On Nov. 1, the White House published a fact sheet outlining some details of the U.S.-China trade agreement. The United States will remove 10 percentage points from the IEEPA Fentanyl tariff rate on goods from China effective Nov. 10, 2025. The U.S. has agreed to maintain the current 10% reciprocal tariff through Nov. 10, 2026.
This brings the total effective IEEPA tariff rate for goods that are entered beginning on Nov. 10, 2025, to a total of 20%: 10% for IEEPA fentanyl and 10% for IEEPA reciprocal. The administration will also extend certain Section 301 tariff exclusions, originally set to expire Nov. 29, 2025, to Nov. 10, 2026.
The U.S. will also pause for one year, beginning Nov. 10, 2025, both the implementation of the “Expansion of End-User Controls” rule and the Section 301 actions tied to China’s maritime, logistics and shipbuilding industries. During this period, the U.S. will continue negotiations with China and advance its shipbuilding initiatives alongside South Korea and Japan.

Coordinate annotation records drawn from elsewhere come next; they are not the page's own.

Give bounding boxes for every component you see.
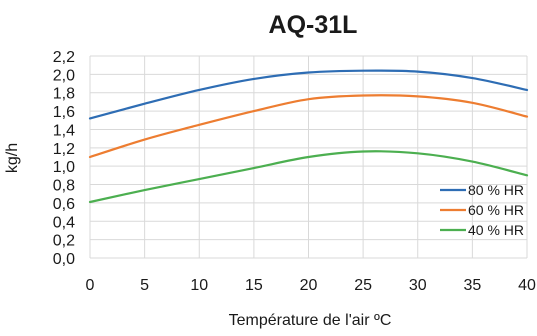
- x-tick-label: 35: [463, 277, 481, 294]
- series-lines: [88, 69, 529, 204]
- y-tick-label: 1,8: [53, 86, 75, 103]
- y-tick-label: 0,2: [53, 233, 75, 250]
- y-tick-label: 1,2: [53, 141, 75, 158]
- x-tick-label: 10: [190, 277, 208, 294]
- y-tick-label: 1,4: [53, 122, 75, 139]
- x-tick-label: 25: [354, 277, 372, 294]
- y-tick-label: 2,2: [53, 49, 75, 66]
- chart-title: AQ-31L: [269, 11, 358, 39]
- legend-label: 40 % HR: [468, 222, 524, 238]
- y-tick-label: 1,6: [53, 104, 75, 121]
- legend: 80 % HR 60 % HR 40 % HR: [440, 182, 524, 238]
- x-tick-label: 15: [245, 277, 263, 294]
- x-axis-title: Température de l'air ºC: [229, 312, 392, 329]
- y-tick-label: 0,6: [53, 196, 75, 213]
- x-tick-label: 5: [140, 277, 149, 294]
- x-tick-label: 20: [300, 277, 318, 294]
- y-axis-title: kg/h: [4, 143, 21, 173]
- y-tick-label: 0,8: [53, 178, 75, 195]
- legend-label: 80 % HR: [468, 182, 524, 198]
- series-line-2: [88, 94, 529, 159]
- x-tick-label: 40: [518, 277, 536, 294]
- y-tick-label: 1,0: [53, 159, 75, 176]
- series-line-3: [88, 150, 529, 204]
- y-tick-label: 0,4: [53, 214, 75, 231]
- series-line-1: [88, 69, 529, 120]
- x-tick-label: 30: [409, 277, 427, 294]
- legend-label: 60 % HR: [468, 202, 524, 218]
- x-tick-label: 0: [86, 277, 95, 294]
- axes: 0,00,2 0,40,60,8 1,01,2 1,41,61,8 2,02,2 0 5 10…: [53, 49, 536, 294]
- y-tick-label: 2,0: [53, 67, 75, 84]
- y-tick-label: 0,0: [53, 251, 75, 268]
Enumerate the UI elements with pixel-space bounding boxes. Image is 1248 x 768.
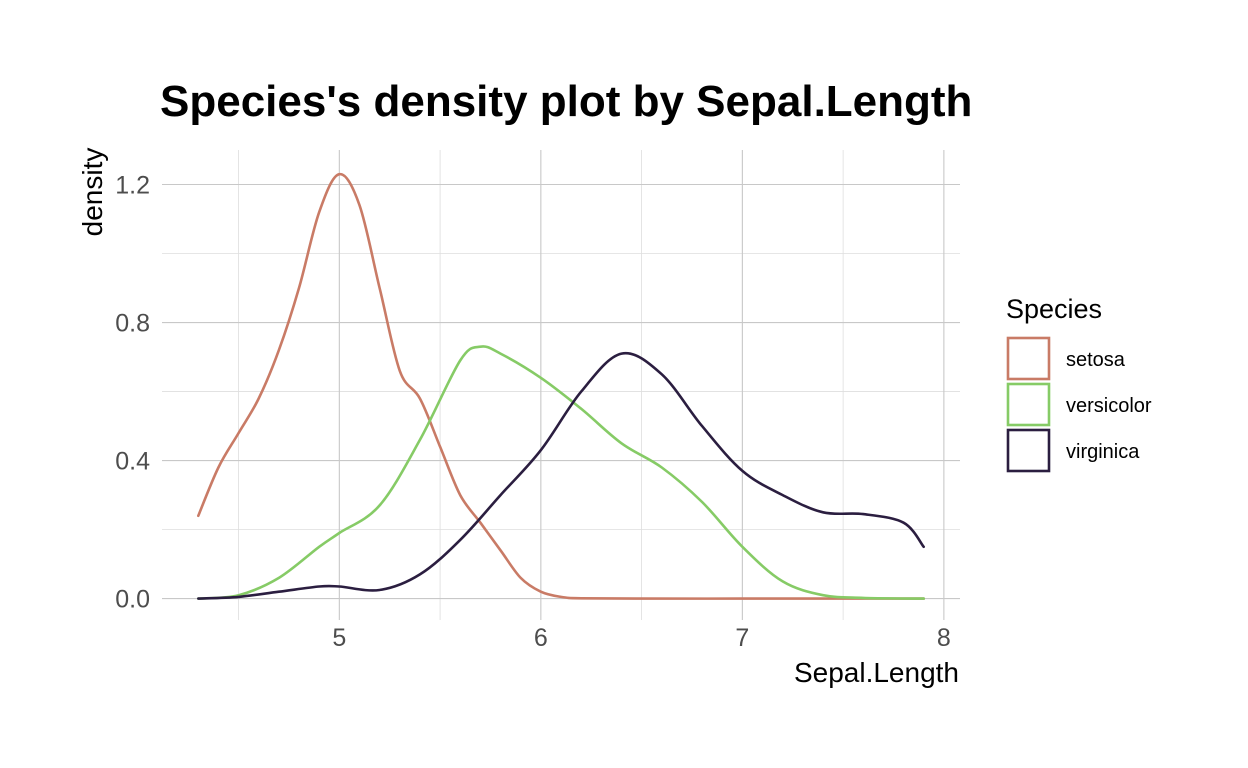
density-line-versicolor xyxy=(197,345,925,600)
x-tick-label: 7 xyxy=(735,624,749,652)
y-tick-label: 1.2 xyxy=(115,172,150,200)
legend-label-virginica: virginica xyxy=(1066,441,1140,463)
legend-key-virginica xyxy=(1006,428,1051,473)
grid xyxy=(162,150,960,620)
y-axis-ticks: 0.0 0.4 0.8 1.2 xyxy=(115,172,150,614)
x-tick-label: 5 xyxy=(332,624,346,652)
x-axis-ticks: 5 6 7 8 xyxy=(332,624,950,652)
x-tick-label: 6 xyxy=(534,624,548,652)
legend-label-setosa: setosa xyxy=(1066,349,1126,371)
y-axis-title: density xyxy=(77,148,108,237)
y-tick-label: 0.4 xyxy=(115,448,150,476)
density-line-virginica xyxy=(197,351,925,600)
legend-key-setosa xyxy=(1006,336,1051,381)
density-line-setosa xyxy=(197,172,925,600)
legend-items: setosa versicolor virginica xyxy=(1006,336,1152,473)
legend-key-versicolor xyxy=(1006,382,1051,427)
x-tick-label: 8 xyxy=(937,624,951,652)
series-group xyxy=(197,172,925,600)
legend-label-versicolor: versicolor xyxy=(1066,395,1152,417)
legend-title: Species xyxy=(1006,294,1102,324)
y-tick-label: 0.0 xyxy=(115,586,150,614)
x-axis-title: Sepal.Length xyxy=(794,657,959,688)
y-tick-label: 0.8 xyxy=(115,310,150,338)
chart-title: Species's density plot by Sepal.Length xyxy=(160,77,972,126)
legend: Species setosa versicolor virginica xyxy=(1006,294,1152,473)
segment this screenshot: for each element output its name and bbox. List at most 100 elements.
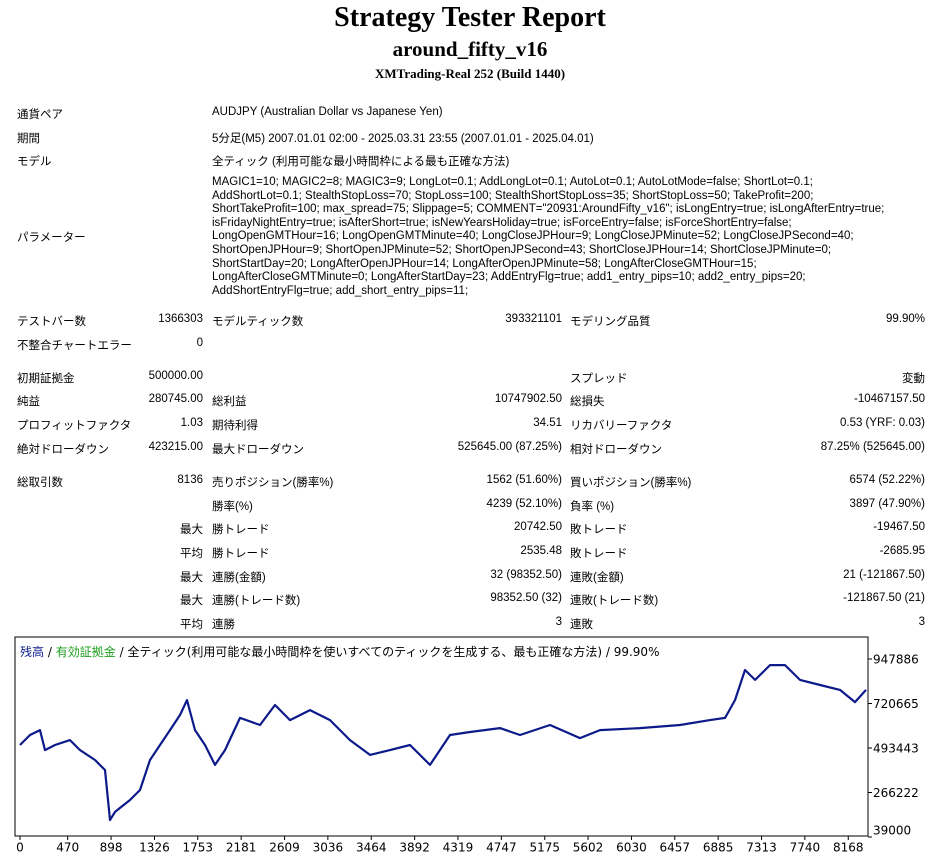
param-line: LongOpenGMTHour=16; LongOpenGMTMinute=40… <box>212 230 854 243</box>
info-label: モデル <box>17 156 52 168</box>
x-tick-label: 6457 <box>659 841 690 855</box>
x-tick-label: 5602 <box>573 841 604 855</box>
stat-label: 初期証拠金 <box>17 373 75 385</box>
x-tick-label: 2609 <box>269 841 300 855</box>
stat-label: プロフィットファクタ <box>17 420 132 432</box>
stat-label: 連勝(金額) <box>212 572 266 584</box>
balance-line <box>19 664 867 822</box>
stat-label: 純益 <box>17 396 40 408</box>
stat-label: 連敗(金額) <box>570 572 624 584</box>
x-tick-label: 2181 <box>226 841 257 855</box>
stat-value: 32 (98352.50) <box>490 569 562 581</box>
param-line: LongAfterCloseGMTMinute=0; LongAfterStar… <box>212 271 806 284</box>
stat-value: 34.51 <box>533 417 562 429</box>
y-tick-label: 266222 <box>873 786 919 800</box>
x-tick-label: 3036 <box>313 841 344 855</box>
stat-value: -2685.95 <box>879 545 925 557</box>
stat-value: -10467157.50 <box>854 393 925 405</box>
legend-balance: 残高 <box>20 644 44 659</box>
x-tick-label: 4747 <box>486 841 517 855</box>
stat-value: -121867.50 (21) <box>843 592 925 604</box>
chart-frame <box>14 636 869 837</box>
x-tick-label: 8168 <box>833 841 864 855</box>
stat-label: 期待利得 <box>212 420 258 432</box>
build: XMTrading-Real 252 (Build 1440) <box>374 66 566 81</box>
stat-value: 3 <box>555 616 562 628</box>
stat-label: 敗トレード <box>570 524 628 536</box>
stat-label: 売りポジション(勝率%) <box>212 477 334 489</box>
stat-label: 総取引数 <box>17 477 63 489</box>
x-tick-label: 5175 <box>529 841 560 855</box>
info-label: 通貨ペア <box>17 109 63 121</box>
stat-label: テストバー数 <box>17 316 86 328</box>
stat-label: 絶対ドローダウン <box>17 444 109 456</box>
stat-value: 21 (-121867.50) <box>843 569 925 581</box>
stat-value: 最大 <box>180 595 203 607</box>
param-line: MAGIC1=10; MAGIC2=8; MAGIC3=9; LongLot=0… <box>212 176 813 188</box>
legend-sep: / <box>48 645 53 659</box>
stat-label: 勝率(%) <box>212 501 253 513</box>
stat-label: 連勝(トレード数) <box>212 595 301 607</box>
stat-value: 3897 (47.90%) <box>849 498 925 510</box>
stat-value: 2535.48 <box>520 545 562 557</box>
subtitle: around_fifty_v16 <box>392 37 548 61</box>
stat-label: 敗トレード <box>570 548 628 560</box>
stat-value: 1.03 <box>180 417 203 429</box>
chart-subtitle: 全ティック(利用可能な最小時間枠を使いすべてのティックを生成する、最も正確な方法… <box>127 644 659 659</box>
x-tick-label: 470 <box>56 841 79 855</box>
stat-label: リカバリーファクタ <box>570 420 673 432</box>
stat-label: 負率 (%) <box>570 501 615 513</box>
stat-value: 平均 <box>180 619 203 631</box>
stat-label: モデリング品質 <box>570 316 651 328</box>
stat-value: 4239 (52.10%) <box>486 498 562 510</box>
stat-label: 勝トレード <box>212 524 270 536</box>
stat-value: -19467.50 <box>873 521 925 533</box>
info-value: AUDJPY (Australian Dollar vs Japanese Ye… <box>212 106 443 118</box>
y-tick-label: 493443 <box>873 742 919 756</box>
stat-value: 平均 <box>180 548 203 560</box>
stat-value: 3 <box>918 616 925 628</box>
stat-value: 6574 (52.22%) <box>849 474 925 486</box>
stat-value: 99.90% <box>885 313 925 325</box>
stat-label: 相対ドローダウン <box>570 444 662 456</box>
stat-value: 1562 (51.60%) <box>486 474 562 486</box>
stat-value: 98352.50 (32) <box>490 592 562 604</box>
info-label: 期間 <box>17 132 40 145</box>
x-tick-label: 0 <box>16 841 24 855</box>
stat-label: 勝トレード <box>212 548 270 560</box>
title: Strategy Tester Report <box>334 2 606 33</box>
stat-label: 総損失 <box>570 396 605 408</box>
param-line: AddShortLot=0.1; StealthStopLoss=70; Sto… <box>212 189 814 202</box>
stat-value: 525645.00 (87.25%) <box>457 441 562 453</box>
stat-label: 連敗 <box>570 619 593 631</box>
x-tick-label: 3464 <box>356 841 387 855</box>
stat-label: 不整合チャートエラー <box>17 340 132 352</box>
x-tick-label: 1753 <box>182 841 213 855</box>
stat-label: モデルティック数 <box>212 316 304 328</box>
x-tick-label: 4319 <box>443 841 474 855</box>
stat-value: 0 <box>196 337 203 349</box>
stat-value: 10747902.50 <box>494 393 562 405</box>
legend-equity: 有効証拠金 <box>56 644 116 659</box>
x-tick-label: 7740 <box>790 841 821 855</box>
x-tick-label: 7313 <box>746 841 777 855</box>
x-tick-label: 6885 <box>703 841 734 855</box>
stat-value: 280745.00 <box>148 393 203 405</box>
stat-value: 最大 <box>180 524 203 536</box>
stat-value: 8136 <box>177 474 203 486</box>
stat-value: 87.25% (525645.00) <box>820 441 925 453</box>
param-line: ShortStartDay=20; LongAfterOpenJPHour=14… <box>212 257 757 270</box>
y-tick-label: 39000 <box>873 824 911 838</box>
y-tick-label: 947886 <box>873 653 919 667</box>
param-line: AddShortEntryFlg=true; add_short_entry_p… <box>212 284 469 297</box>
stat-label: 買いポジション(勝率%) <box>570 477 692 489</box>
param-line: ShortTakeProfit=100; max_spread=75; Slip… <box>212 203 885 216</box>
legend: 残高 / 有効証拠金 / 全ティック(利用可能な最小時間枠を使いすべてのティック… <box>20 644 659 659</box>
x-tick-label: 1326 <box>139 841 170 855</box>
stat-value: 500000.00 <box>148 370 203 382</box>
stat-label: 最大ドローダウン <box>212 444 304 456</box>
x-tick-label: 898 <box>100 841 123 855</box>
stat-label: 連敗(トレード数) <box>570 595 659 607</box>
param-label: パラメーター <box>17 232 86 244</box>
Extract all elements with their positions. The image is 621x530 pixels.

In return, China agreed to roll back a wide range of trade and export restrictions, including suspending recent rare-earth export controls, lifting retaliatory tariffs and non-tariff measures on U.S. goods and companies, and ending export-related investigations into U.S. semiconductor firms. China will also resume and expand purchases of key U.S. agricultural products, including soybeans, sorghum and hardwood logs, and ensure chip production from facilities can continue to supply global markets. China also committed to curbing shipments containing the chemicals that are used to make fentanyl and will extend tariff exclusions for U.S. imports through the end of 2026.